Suboptimal convergence when compared with TensorFlow model

(Kai Arulkumaran) #21

There are many factors that can cause differences. Some people have reported things to try here.

(Jeff) #22

Same problem here. Cannot replicate TF Adam optimizer success in Pytorch.

Edit: Disregard. I’m actually getting better loss in Pytorch over TF with Adam now that I’m actually taking the mean of my losses.
size_average=False found in jcjohnson’s github examples can make for a long night for a newbie.

(baboonga) #23

I also have the same problem.
I implemented AE and VAE on both Keras(Tensorflow) and Pytorch.
Using Adadelta gave me different loss values and Pytorch did the worst thing on my network.
I spent 2 weeks to double check my codes untill I found this post.
Thank you guys that I am not the only one who experiences this issue.


Same problem here!

More specifically, it turns out that Pytorch training with Adam will stuck at a worse level (in terms of both loss and accuracy) than Tensorflow with exactly the same setting. I came across this issue in two process:

(1) standard training of a VGG-16 model with CIFAR-10 as dataset.
(2) generating CW L2 attack. See for details. I reproduce this attack method to test my model trained with Pytorch. The loss also stuck at a undesirable level for some images, and the adversarial counterparts couldn’t be generated.

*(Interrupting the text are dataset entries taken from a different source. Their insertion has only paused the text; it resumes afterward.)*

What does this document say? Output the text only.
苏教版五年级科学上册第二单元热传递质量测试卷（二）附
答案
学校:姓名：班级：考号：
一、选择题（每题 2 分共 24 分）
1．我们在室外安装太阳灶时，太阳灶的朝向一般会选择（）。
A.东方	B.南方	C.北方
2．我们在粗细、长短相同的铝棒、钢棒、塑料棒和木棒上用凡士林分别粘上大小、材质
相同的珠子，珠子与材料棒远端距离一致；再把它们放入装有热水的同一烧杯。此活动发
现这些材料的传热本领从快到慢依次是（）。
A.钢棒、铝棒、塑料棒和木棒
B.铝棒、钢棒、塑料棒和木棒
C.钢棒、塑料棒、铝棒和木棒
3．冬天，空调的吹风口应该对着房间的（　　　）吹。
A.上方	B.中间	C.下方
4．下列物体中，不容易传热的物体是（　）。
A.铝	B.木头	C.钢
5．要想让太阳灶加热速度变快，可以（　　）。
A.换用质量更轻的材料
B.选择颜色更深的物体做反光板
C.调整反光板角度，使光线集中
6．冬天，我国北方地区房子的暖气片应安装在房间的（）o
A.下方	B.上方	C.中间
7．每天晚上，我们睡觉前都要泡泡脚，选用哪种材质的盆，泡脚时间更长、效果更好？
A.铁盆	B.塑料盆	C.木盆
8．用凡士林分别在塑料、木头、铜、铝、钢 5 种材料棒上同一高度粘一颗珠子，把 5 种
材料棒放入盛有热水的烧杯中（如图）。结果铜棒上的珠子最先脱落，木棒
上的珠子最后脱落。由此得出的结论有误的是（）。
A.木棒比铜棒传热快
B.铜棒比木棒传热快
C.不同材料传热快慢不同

Interestingly, I solved these issues by manually letting the learning rate decay to its half at scheduled step (e.g. lr = 0.5 * lr, every 20 epochs). After doing so, Pytorch could reach comparable results as Tensorflow (without decaying its learning rate), and everything works fine for me.

However, I think that actually Adam should adjust its learning rate automatically. So I still don’t know the true reason for this.